On the Meaning of Dominant Influence

Besides competition law, the term dominant influence is also of significant importance for the purposes of the securities law. A rule of thumb is that when dominant influence is gained over a public limited company (AS, aktsiaselts) registered in Estonia and which shares are trading on the Estonian regulated market, a mandatory takeover bid for all shares must follow. But then, what is dominant influence?
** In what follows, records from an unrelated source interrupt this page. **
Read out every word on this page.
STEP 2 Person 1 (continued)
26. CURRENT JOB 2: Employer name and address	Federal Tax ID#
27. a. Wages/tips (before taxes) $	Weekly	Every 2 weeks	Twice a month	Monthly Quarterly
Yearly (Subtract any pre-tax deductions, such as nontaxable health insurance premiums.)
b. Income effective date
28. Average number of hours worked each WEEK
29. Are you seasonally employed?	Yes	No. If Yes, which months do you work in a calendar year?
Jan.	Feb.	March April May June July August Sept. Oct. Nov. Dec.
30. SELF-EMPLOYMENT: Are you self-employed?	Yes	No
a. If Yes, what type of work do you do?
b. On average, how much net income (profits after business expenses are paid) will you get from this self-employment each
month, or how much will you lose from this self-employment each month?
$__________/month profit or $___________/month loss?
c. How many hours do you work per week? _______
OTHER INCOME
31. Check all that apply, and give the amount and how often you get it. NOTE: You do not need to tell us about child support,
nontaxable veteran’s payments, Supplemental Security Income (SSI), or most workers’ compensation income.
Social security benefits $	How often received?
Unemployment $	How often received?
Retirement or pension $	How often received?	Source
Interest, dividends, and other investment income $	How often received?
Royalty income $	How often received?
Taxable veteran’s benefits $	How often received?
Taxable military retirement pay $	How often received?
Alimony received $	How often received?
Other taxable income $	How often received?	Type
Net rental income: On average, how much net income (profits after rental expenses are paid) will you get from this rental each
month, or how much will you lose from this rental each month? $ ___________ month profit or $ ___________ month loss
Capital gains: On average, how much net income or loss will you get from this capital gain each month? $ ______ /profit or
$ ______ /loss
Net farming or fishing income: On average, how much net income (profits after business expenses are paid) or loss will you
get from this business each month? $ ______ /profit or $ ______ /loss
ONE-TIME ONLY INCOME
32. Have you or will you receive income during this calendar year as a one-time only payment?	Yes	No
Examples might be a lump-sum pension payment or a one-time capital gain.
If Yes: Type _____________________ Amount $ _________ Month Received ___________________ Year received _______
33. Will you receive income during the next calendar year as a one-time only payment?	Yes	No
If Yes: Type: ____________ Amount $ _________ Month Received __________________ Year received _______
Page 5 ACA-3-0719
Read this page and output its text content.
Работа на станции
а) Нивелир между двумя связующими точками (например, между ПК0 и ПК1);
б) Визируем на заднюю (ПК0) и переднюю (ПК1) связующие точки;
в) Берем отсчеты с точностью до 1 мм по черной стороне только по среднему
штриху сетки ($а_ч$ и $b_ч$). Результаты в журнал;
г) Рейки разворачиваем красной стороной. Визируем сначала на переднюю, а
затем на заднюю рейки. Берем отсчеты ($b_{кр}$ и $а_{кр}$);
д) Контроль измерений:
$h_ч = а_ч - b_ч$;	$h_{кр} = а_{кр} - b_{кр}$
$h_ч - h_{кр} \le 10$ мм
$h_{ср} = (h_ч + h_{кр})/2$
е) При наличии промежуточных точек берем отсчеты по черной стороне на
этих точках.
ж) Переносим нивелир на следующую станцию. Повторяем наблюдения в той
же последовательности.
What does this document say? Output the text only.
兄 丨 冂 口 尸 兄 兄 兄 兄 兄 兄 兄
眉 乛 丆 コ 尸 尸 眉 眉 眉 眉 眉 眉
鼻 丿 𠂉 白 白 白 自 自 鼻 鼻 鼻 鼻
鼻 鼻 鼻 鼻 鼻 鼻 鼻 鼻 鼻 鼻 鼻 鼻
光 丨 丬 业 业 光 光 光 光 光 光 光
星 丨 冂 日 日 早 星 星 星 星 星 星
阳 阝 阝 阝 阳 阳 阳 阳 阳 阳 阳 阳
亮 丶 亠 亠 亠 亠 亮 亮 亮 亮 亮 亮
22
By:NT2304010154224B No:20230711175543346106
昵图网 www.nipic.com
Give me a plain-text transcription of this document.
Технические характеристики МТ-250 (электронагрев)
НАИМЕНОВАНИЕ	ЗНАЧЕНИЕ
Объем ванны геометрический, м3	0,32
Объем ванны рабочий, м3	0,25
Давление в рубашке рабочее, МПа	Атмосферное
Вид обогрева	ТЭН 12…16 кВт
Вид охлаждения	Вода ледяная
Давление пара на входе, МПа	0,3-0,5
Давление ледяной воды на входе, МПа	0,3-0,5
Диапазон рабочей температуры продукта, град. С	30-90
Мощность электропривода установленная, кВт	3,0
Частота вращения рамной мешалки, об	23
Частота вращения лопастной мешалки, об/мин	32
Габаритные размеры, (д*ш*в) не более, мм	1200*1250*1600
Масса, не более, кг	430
Generally, in Estonia dominant influence is understood as a situation where a person holds either directly or together with other persons acting in concert the majority of the votes represented by shares in the company (50% + 1 vote), or holds control over the managing bodies of the company, for example by having the right to appoint or remove the majority of the supervisory council or management board. Even so, the majority shareholding or the majority of votes or control over managing bodies is not the only criterion. Any contract governed by private law or the Articles of Association would suffice if they provide the individual an actual opportunity to affect the management of a company. This may be represented by the right to significantly influence the work of the governing bodies, or decision-making or control over all or a significant part of the assets of the company. Affecting decision-making may be expressed by veto-right over strategic matters like the budget, large-scale investments, important contracts or dividend payments. However, we are of the opinion that it is impossible to provide an exhaustive list. What matters is that gaining such influence involves an obligation to make a takeover bid, regardless of whether or not the influence is in fact exerted.

Here, AS Rubla’s mandatory takeover bid to the shareholders of AS Kalev serves as a good example.  AS Rubla concluded agreements with East Capital Baltikumfonden and Vipes Invest OÜ with the aim of acting in concert, including voting in unison in AS Kalev and implementing common policies in its management. This means that AS Rubla acquired a dominant influence together with the other parties acting in concert (East Capital Baltikumfonden, Vipes Invest OÜ, GKG Investeeringute AS, Mailtec OÜ and Linderin Grupp OÜ) at the moment the agreements took effect and East Capital Baltikumfonden and Vipes Invest OÜ decided to support AS Rubla in its intentions towards AS Kalev. Notably, however, the obligation to make a takeover bid lies with one person only (in this case with AS Rubla) who can factually exert a dominant influence. The example described is a good illustration of the many faces of the term dominant influence.